For inlining CSS in the html document from the `Usage` section above there is the following breakdown in the benchmarks:
- `css_inline 0.8.2` - 22.42 us
- `premailer 3.10.0` - 332.02 us (**x14.81**)
- `toronado 0.1.0` - 1.59 ms (**x71.17**)
- `inlinestyler 0.2.5` - 2.35 ms (**x105.07**)
- `pynliner 0.8.0` - 2.79 ms (**x124.80**)
Realistic email 1:
- `css_inline 0.8.2` - 487.75 us
- `premailer 3.10.0` - 3.92 ms (**x8.05**)
- `toronado 0.1.0` - 52.09 ms (**x106.81**)
- `inlinestyler 0.2.5` - 81.17 ms (**x166.43**)
- `pynliner 0.8.0` - 128.81 ms (**x264.1**)
Realistic email 2:
- `css_inline 0.8.2` - 386.64 us
- `premailer 3.10.0` - 4.82 ms (**x12.47**)
- `toronado 0.1.0` - `Error: Pseudo-elements are not supported`
- `inlinestyler 0.2.5` - 40.80 ms (**x105.54**)
- `pynliner 0.8.0` - `Error: No match was found`
You can take a look at the benchmarks' code at `benches/bench.py` file.
The results above were measured with stable `rustc 1.64.0`, `Python 3.10.4`, `Linux x86_64` on i8700K, and 32GB RAM.
## Comparison with other libraries
Besides performance, `css-inline` differs from other Python libraries for CSS inlining.

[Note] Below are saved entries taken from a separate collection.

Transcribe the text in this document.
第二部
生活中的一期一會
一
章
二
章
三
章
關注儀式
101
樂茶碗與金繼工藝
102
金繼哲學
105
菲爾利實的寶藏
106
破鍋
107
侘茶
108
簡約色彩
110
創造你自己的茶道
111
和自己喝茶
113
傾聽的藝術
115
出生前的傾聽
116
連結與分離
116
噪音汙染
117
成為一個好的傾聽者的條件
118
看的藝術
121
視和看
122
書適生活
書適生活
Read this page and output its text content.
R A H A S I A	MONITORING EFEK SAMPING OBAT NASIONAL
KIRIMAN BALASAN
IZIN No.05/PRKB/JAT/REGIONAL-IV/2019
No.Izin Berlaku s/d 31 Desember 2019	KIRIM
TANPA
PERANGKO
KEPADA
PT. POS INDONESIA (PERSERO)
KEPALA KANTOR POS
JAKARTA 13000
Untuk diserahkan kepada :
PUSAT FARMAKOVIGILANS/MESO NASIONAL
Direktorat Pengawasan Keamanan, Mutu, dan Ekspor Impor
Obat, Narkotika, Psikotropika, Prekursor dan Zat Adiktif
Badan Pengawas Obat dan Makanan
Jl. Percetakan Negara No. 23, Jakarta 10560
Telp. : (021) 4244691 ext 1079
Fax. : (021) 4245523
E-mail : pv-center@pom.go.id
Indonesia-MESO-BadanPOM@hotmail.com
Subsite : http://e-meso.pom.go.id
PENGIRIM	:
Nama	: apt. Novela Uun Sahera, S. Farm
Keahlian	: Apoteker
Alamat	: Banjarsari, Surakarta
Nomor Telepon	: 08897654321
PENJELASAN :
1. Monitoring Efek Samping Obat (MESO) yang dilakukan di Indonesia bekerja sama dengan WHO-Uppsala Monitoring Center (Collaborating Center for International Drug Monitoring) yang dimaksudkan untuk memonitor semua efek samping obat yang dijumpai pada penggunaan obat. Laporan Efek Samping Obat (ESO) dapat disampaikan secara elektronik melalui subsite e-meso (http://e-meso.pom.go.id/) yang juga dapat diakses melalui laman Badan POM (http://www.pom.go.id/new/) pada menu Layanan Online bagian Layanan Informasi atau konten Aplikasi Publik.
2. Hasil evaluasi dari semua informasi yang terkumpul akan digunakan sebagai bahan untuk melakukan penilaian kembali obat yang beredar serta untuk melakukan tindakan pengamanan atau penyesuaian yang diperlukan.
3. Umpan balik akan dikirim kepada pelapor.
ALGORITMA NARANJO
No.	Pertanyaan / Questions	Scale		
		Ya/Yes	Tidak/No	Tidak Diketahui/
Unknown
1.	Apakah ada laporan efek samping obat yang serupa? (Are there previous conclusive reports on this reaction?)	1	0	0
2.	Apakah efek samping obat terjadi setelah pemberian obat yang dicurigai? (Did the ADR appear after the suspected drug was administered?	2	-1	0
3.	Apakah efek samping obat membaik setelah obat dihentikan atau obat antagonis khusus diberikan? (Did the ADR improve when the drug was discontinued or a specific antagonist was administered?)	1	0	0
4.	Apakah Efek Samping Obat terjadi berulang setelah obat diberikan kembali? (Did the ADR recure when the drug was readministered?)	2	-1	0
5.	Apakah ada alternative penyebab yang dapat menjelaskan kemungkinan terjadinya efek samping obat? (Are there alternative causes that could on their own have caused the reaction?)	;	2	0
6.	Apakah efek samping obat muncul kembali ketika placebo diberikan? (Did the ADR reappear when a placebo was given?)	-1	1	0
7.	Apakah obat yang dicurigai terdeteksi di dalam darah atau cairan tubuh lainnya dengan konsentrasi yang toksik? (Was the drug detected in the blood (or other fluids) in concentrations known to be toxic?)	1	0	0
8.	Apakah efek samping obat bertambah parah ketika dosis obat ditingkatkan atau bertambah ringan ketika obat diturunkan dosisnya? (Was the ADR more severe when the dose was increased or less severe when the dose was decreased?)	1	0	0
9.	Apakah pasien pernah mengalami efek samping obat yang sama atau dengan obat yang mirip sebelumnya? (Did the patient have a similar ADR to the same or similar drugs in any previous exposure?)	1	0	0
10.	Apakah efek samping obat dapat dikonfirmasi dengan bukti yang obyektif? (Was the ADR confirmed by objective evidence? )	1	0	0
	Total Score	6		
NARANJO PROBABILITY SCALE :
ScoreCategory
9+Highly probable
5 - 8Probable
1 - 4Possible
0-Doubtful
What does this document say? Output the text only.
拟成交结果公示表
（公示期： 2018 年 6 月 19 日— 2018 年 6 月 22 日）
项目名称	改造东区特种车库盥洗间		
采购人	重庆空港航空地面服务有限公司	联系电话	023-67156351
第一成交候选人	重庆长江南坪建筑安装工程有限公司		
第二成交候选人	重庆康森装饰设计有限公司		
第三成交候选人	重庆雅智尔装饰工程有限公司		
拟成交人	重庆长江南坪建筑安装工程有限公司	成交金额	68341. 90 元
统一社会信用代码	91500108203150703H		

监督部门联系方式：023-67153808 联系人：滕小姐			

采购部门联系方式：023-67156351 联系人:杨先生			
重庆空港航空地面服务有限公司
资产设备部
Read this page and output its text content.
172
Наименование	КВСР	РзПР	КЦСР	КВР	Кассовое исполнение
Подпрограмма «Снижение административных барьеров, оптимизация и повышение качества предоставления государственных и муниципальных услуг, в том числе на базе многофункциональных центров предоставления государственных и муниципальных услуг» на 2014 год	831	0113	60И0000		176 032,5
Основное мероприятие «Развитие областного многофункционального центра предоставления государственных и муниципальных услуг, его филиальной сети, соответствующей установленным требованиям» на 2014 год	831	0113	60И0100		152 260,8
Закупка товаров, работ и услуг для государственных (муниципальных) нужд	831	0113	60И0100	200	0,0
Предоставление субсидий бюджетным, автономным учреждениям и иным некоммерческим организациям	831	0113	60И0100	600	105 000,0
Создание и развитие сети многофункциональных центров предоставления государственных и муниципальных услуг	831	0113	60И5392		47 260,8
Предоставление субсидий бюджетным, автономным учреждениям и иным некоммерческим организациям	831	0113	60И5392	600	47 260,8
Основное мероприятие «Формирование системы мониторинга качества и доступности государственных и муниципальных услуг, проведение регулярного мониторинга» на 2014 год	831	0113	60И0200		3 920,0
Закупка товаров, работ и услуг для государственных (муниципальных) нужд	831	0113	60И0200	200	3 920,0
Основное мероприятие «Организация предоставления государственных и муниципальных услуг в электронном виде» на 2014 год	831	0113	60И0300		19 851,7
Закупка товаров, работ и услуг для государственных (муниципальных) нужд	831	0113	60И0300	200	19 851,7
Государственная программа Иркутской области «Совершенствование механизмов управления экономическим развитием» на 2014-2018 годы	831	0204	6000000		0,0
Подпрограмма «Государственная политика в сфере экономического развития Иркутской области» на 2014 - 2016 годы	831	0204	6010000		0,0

- Generally supports more CSS features than other libraries (for example, `toronado` and `pynliner` do not support pseudo-elements);
- It has fewer configuration options and not as flexible as `premailer`;
- Works on fewer platforms than LXML-based libraries (`premailer`, `inlinestyler`, `toronado`, and optionally `pynliner`);
- Does not have debug logs yet;
- Supports only HTML 5.
## Python support
`css_inline` supports CPython 3.7, 3.8, 3.9, 3.10, 3.11 and PyPy 3.7, 3.8, 3.9.
## Extra materials
If you want to know how this library was created & how it works internally, you could take a look at these articles:
- [Rust crate](https://dygalo.dev/blog/rust-for-a-pythonista-2/)
- [Python bindings](https://dygalo.dev/blog/rust-for-a-pythonista-3/)
## License
The code in this project is licensed under [MIT license](https://opensource.org/licenses/MIT).
By contributing to `css_inline`, you agree that your contributions
will be licensed under its MIT license.